Тут Берлем странно потряс головой — как будто вытряхивая воду из уха. Он нахмурился, словно обдумывая трудный вопрос, а потом состроил новую гримасу, которая означала, что, возможно, обдумывать тут особенно и нечего. Затем он поднял одну бровь, улыбнулся, подошел к столу и взял еще одну бутылку вина. Пока он отвлекся на все это, я рассматривала грандиозную картину, написанную на противоположной стене. На ней кто-то вроде царя спускался с небес на лестницу, застеленную дорожкой невнятного красного цвета. Лестница казалась скорее частью комнаты, нежели картины, и можно было подумать, будто персонажи картины по этим ступенькам выходят в реальность — в настоящее.
— От Люмаса можно немного двинуться умом, — сказал он, вернувшись.
— Но мысль с фотографией действительно интересная, — сказала я. — Похоже на этот его рассказ, «Дагерротип».
— Вы его читали?
Я кивнула:
— Да. Думаю, это мой любимый.
— Черт возьми, где вы его взяли?
— Купила на eBay. Он был в сборнике. У меня есть почти все книги Люмаса, кроме «Наваждения». Мне многое попадалось на букинистических сайтах.
— И все это — ради статьи в журнале?
— Ну да. Я всегда подхожу к этому очень серьезно. Могу целый месяц жить и дышать, скажем, Сэмюэлом Батлером. А потом у него могу встретить ссылку на что-то еще, и уже это станет моей новой темой. Моя колонка называется «Свободные ассоциации». Я начала около трех лет назад с темы Большого взрыва.
Берлем засмеялся:
— И какую же следующую тему он вам подсказал?
— Свойства водорода, скорость света, теория относительности, квантовая механика, теория вероятности, кошка Шрёдингера, волновая функция, свет, эфир — эта тема мне особенно нравится, — эксперимент, парадокс…

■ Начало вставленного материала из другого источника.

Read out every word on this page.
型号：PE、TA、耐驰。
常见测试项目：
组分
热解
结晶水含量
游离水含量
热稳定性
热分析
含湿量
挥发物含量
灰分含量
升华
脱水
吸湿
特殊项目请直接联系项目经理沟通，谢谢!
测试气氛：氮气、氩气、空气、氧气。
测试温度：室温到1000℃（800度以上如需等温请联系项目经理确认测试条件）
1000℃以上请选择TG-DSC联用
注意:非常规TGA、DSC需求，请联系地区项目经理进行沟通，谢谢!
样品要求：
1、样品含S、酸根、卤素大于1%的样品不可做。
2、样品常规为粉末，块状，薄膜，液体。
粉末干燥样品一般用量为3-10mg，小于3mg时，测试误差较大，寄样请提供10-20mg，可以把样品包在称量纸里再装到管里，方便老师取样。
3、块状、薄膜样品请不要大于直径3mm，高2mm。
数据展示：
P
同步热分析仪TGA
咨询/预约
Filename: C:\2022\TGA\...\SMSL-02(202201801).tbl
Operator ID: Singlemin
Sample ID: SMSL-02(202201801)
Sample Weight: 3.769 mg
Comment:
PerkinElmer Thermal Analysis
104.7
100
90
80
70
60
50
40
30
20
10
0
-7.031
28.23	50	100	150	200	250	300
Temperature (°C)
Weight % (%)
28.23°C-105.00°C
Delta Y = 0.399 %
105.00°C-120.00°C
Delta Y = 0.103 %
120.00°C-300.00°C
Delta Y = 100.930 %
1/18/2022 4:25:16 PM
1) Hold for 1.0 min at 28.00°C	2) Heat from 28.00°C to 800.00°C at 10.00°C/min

— Так вы — ученый? Вы во всем этом разбираетесь?
Я засмеялась:
— Да нет, что вы! Совсем не разбираюсь. Даже обидно. Наверное, мне просто не следовало начинать с Большого взрыва, потому что стоит его затронуть, как получаешь вот это все. В какой-то момент тема искусственного разума привела меня к Батлеру, а уж от него мне достался Люмас. Пока я работаю над ним, приходится думать об ассоциации, на которую наведет меня он, чтобы сразу заказать все книги. Возможно, мне захочется написать что-нибудь об истории фотографии — эта тема крутится в голове, когда читаешь «Дагерротип». А может, следующая колонка будет о четвертом измерении и книге Цельнера, [2] хотя это снова затянет меня в естествознание…
2
Иоганн Карл Фридрих Цельнер(1834–1882) — немецкий астрофизик, изучавший оптические иллюзии.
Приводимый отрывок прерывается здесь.